Un petit rappel sur la privatisation des autoroutes vendues au nom de la dette. En 2005, le gouvernement opte pour la privatisation, au nom de la modernisation des infrastructures et du désendettement de la France. En 2006 l’État vend ses participations dans les sociétés concessionnaires d’autoroutes aux groupes Vinci, Eiffage et Abertis. Personne n’a rien compris à cette décision, car les autoroutes représentaient une recette supérieure aux intérêts payés par l’État. Cette opération, perçue comme un cadeau de l’État au secteur privé, n’a toujours pas été digérée par les Français. La loi du 24 décembre 2019 d'orientation des mobilités réforme en profondeur le cadre général des politiques de mobilités. Dans le cadre de l’examen de cette loi à l’Assemblée nationale, un amendement de dernière minute a été adopté visant, je cite, à "faire porter, par une délégation de service public, la création ou l’aménagement d’infrastructures à gabarit routier afin de faciliter, sécuriser ou fluidifier l’accès à une autoroute ou aux itinéraires qui la prolongent". Ne faut-il pas lire : donner aux sociétés d’autoroute la prise en charge des routes nationales ? Est-ce les prémisses d’une privatisation en bonne et due forme des routes nationales ?
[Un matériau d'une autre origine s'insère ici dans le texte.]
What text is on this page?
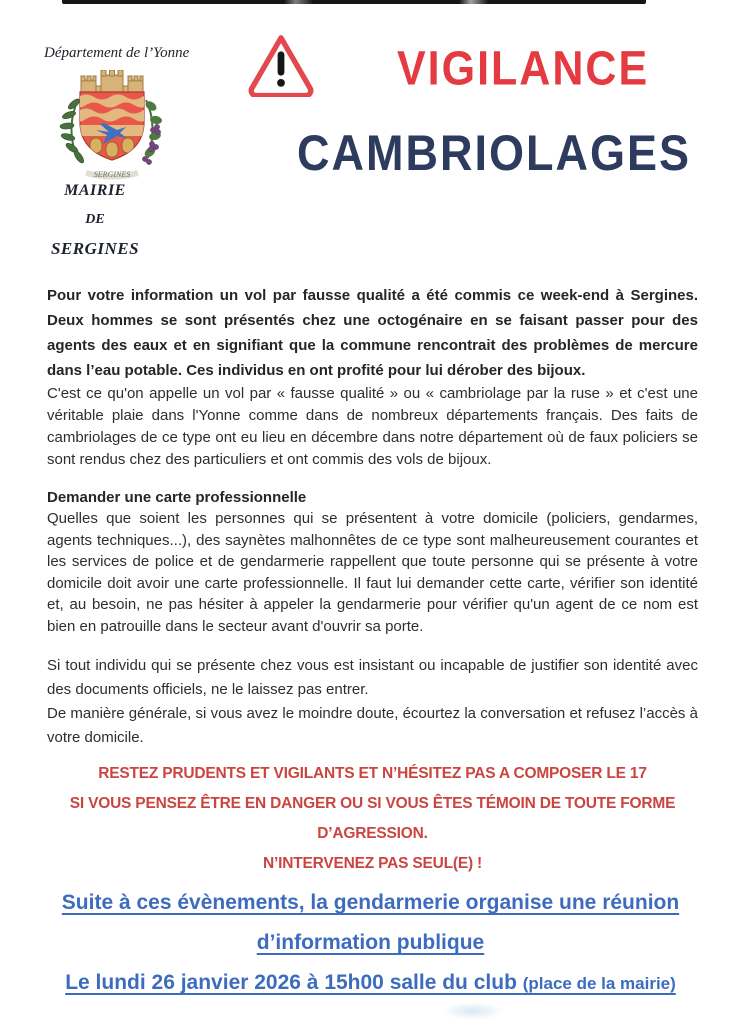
Département de l’Yonne
SERGINES
MAIRIE
DE
SERGINES
VIGILANCE
CAMBRIOLAGES

Pour votre information un vol par fausse qualité a été commis ce week-end à Sergines. Deux hommes se sont présentés chez une octogénaire en se faisant passer pour des agents des eaux et en signifiant que la commune rencontrait des problèmes de mercure dans l’eau potable. Ces individus en ont profité pour lui dérober des bijoux.

C'est ce qu'on appelle un vol par « fausse qualité » ou « cambriolage par la ruse » et c'est une véritable plaie dans l'Yonne comme dans de nombreux départements français. Des faits de cambriolages de ce type ont eu lieu en décembre dans notre département où de faux policiers se sont rendus chez des particuliers et ont commis des vols de bijoux.

Demander une carte professionnelle

Quelles que soient les personnes qui se présentent à votre domicile (policiers, gendarmes, agents techniques...), des saynètes malhonnêtes de ce type sont malheureusement courantes et les services de police et de gendarmerie rappellent que toute personne qui se présente à votre domicile doit avoir une carte professionnelle. Il faut lui demander cette carte, vérifier son identité et, au besoin, ne pas hésiter à appeler la gendarmerie pour vérifier qu'un agent de ce nom est bien en patrouille dans le secteur avant d'ouvrir sa porte.

Si tout individu qui se présente chez vous est insistant ou incapable de justifier son identité avec des documents officiels, ne le laissez pas entrer.

De manière générale, si vous avez le moindre doute, écourtez la conversation et refusez l’accès à votre domicile.

RESTEZ PRUDENTS ET VIGILANTS ET N’HÉSITEZ PAS A COMPOSER LE 17
SI VOUS PENSEZ ÊTRE EN DANGER OU SI VOUS ÊTES TÉMOIN DE TOUTE FORME
D’AGRESSION.
N’INTERVENEZ PAS SEUL(E) !
Suite à ces évènements, la gendarmerie organise une réunion
d’information publique
Le lundi 26 janvier 2026 à 15h00 salle du club (place de la mairie)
Le long chemin des réformes du chômage. Depuis 1996 nos gouvernements sont persévérants. Après la Sécurité sociale, ils ouvrent la porte aux assurances chômage privées. Il y a l’assurance chômage dirigeant, l’assurance profession libérale, l’assurance chômage prêt immobilier, voilà l’assurance perte d’emploi privée, calculée en fonction du salaire et qui permet de compenser les baisses de revenus en période de chômage. En remplaçant les 2,4% de cotisations chômage des salariés par une hausse de 1,7 point de la contribution sociale généralisée, donc de supprimer les cotisations sur les salaires qui sont une ressource stable et pérenne, l’État a les mains libres pour réduire le niveau d’indemnisation, réintroduire la dégressivité des allocations et priver les salariés de certaines indemnités. Chose faite : "le nouveau projet de loi prévoit (9 novembre 2022) de priver d’indemnités les salariés qui désertent leur poste ou refusent à deux reprises un CDI après un CDD". Deux mesures qui peuvent créer une instabilité et de pousser les salariés vers une assurance privée.
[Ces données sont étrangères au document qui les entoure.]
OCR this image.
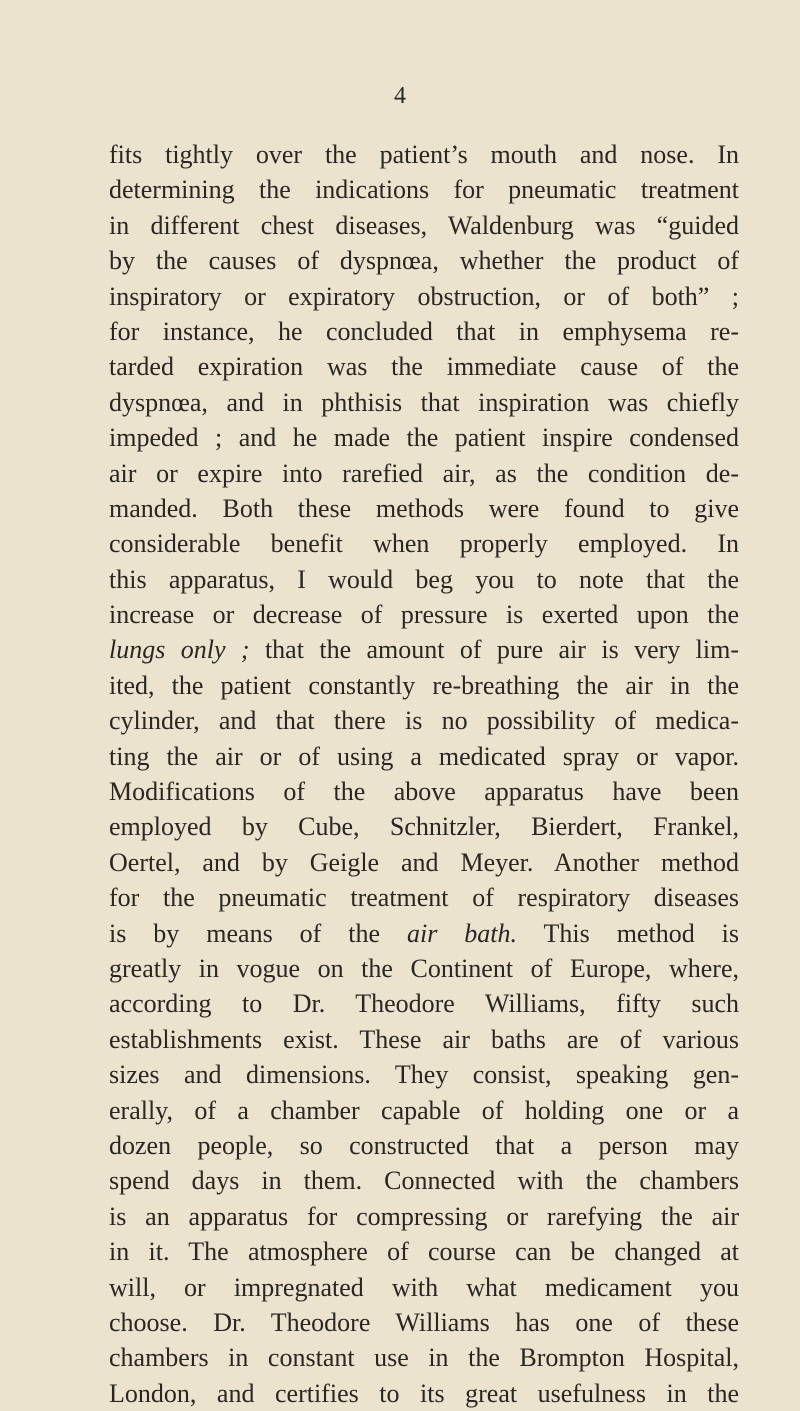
4
fits tightly over the patient’s mouth and nose. In
determining the indications for pneumatic treatment
in different chest diseases, Waldenburg was “guided
by the causes of dyspnœa, whether the product of
inspiratory or expiratory obstruction, or of both” ;
for instance, he concluded that in emphysema re-
tarded expiration was the immediate cause of the
dyspnœa, and in phthisis that inspiration was chiefly
impeded ; and he made the patient inspire condensed
air or expire into rarefied air, as the condition de-
manded. Both these methods were found to give
considerable benefit when properly employed. In
this apparatus, I would beg you to note that the
increase or decrease of pressure is exerted upon the
lungs only ; that the amount of pure air is very lim-
ited, the patient constantly re-breathing the air in the
cylinder, and that there is no possibility of medica-
ting the air or of using a medicated spray or vapor.
Modifications of the above apparatus have been
employed by Cube, Schnitzler, Bierdert, Frankel,
Oertel, and by Geigle and Meyer. Another method
for the pneumatic treatment of respiratory diseases
is by means of the air bath. This method is
greatly in vogue on the Continent of Europe, where,
according to Dr. Theodore Williams, fifty such
establishments exist. These air baths are of various
sizes and dimensions. They consist, speaking gen-
erally, of a chamber capable of holding one or a
dozen people, so constructed that a person may
spend days in them. Connected with the chambers
is an apparatus for compressing or rarefying the air
in it. The atmosphere of course can be changed at
will, or impregnated with what medicament you
choose. Dr. Theodore Williams has one of these
chambers in constant use in the Brompton Hospital,
London, and certifies to its great usefulness in the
La nationalisation partielle de la taxe d’habitation. L'avis du Sénat est clair : "il y a une nationalisation partielle de la taxe d’habitation car les allègements individuels transforment partiellement la taxe d’habitation en un impôt sur le revenu". Les conséquences de cette nationalisation sont une perte d'autonomie fiscale pour les élus locaux, un risque de recours à des projets privés ou une augmentation massive de la taxe foncière comme à Paris.
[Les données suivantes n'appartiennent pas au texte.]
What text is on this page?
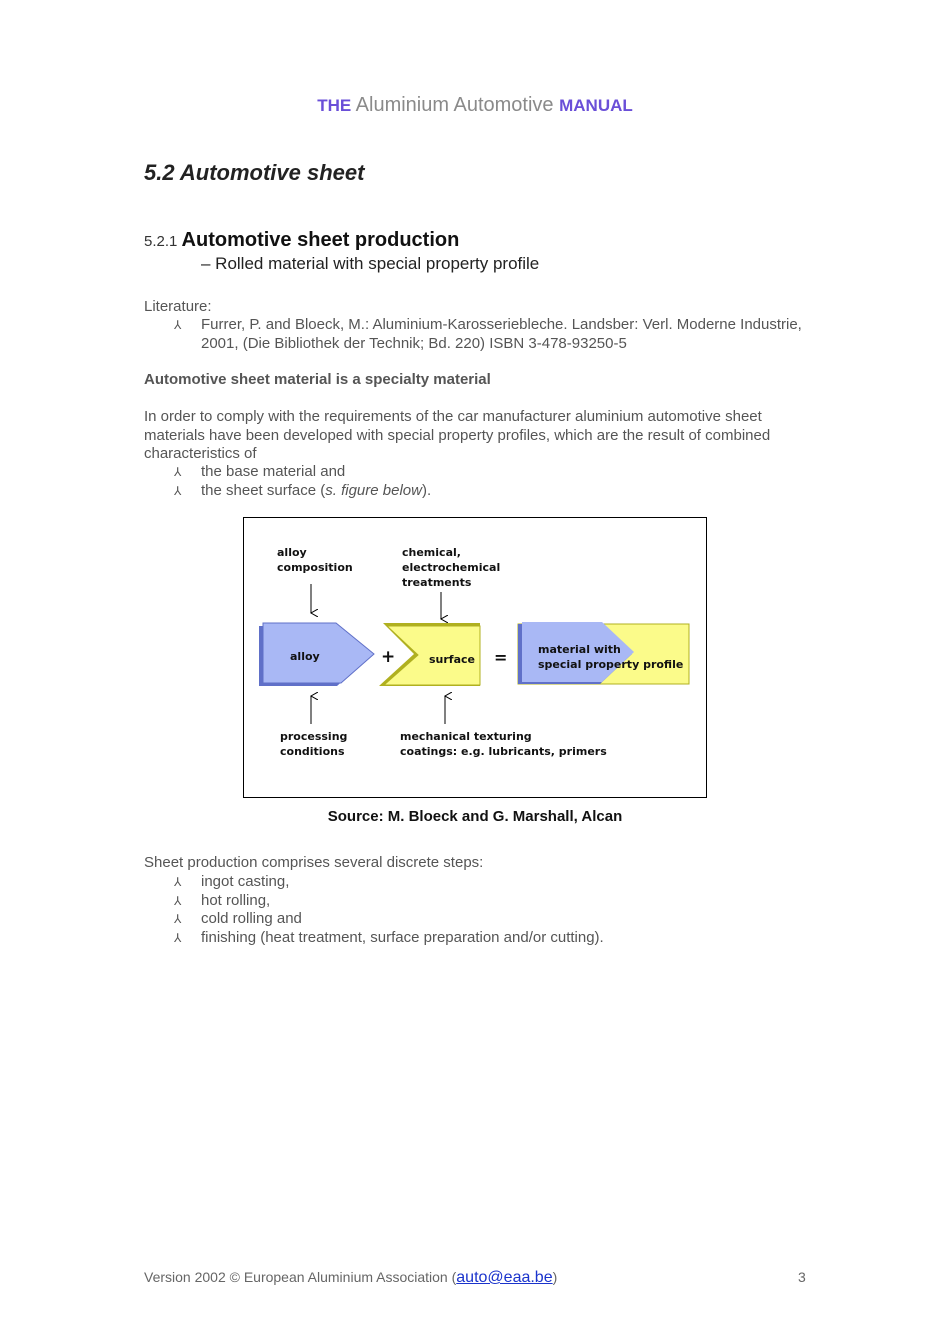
THE Aluminium Automotive MANUAL
5.2 Automotive sheet
5.2.1 Automotive sheet production
– Rolled material with special property profile
Literature:
⅄ Furrer, P. and Bloeck, M.: Aluminium-Karosseriebleche. Landsber: Verl. Moderne Industrie, 2001, (Die Bibliothek der Technik; Bd. 220) ISBN 3-478-93250-5
Automotive sheet material is a specialty material
In order to comply with the requirements of the car manufacturer aluminium automotive sheet materials have been developed with special property profiles, which are the result of combined characteristics of
⅄ the base material and
⅄ the sheet surface (s. figure below).
alloy
composition
chemical,
electrochemical
treatments
alloy	+	surface =	material with
special property profile
processing
conditions
mechanical texturing
coatings: e.g. lubricants, primers
Source: M. Bloeck and G. Marshall, Alcan
Sheet production comprises several discrete steps:
⅄ ingot casting,
⅄ hot rolling,
⅄ cold rolling and
⅄ finishing (heat treatment, surface preparation and/or cutting).
Version 2002 © European Aluminium Association (auto@eaa.be)	3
"Il apparaît que les considérations budgétaires, d’une part, et les exigences découlant du processus de libéralisation issu des directives européennes, d’autre part, constituent deux explications centrales de la privatisation des entreprises publiques en général et des opérateurs de services publics de réseaux en particulier". Cairn regards croisés sur l'économie.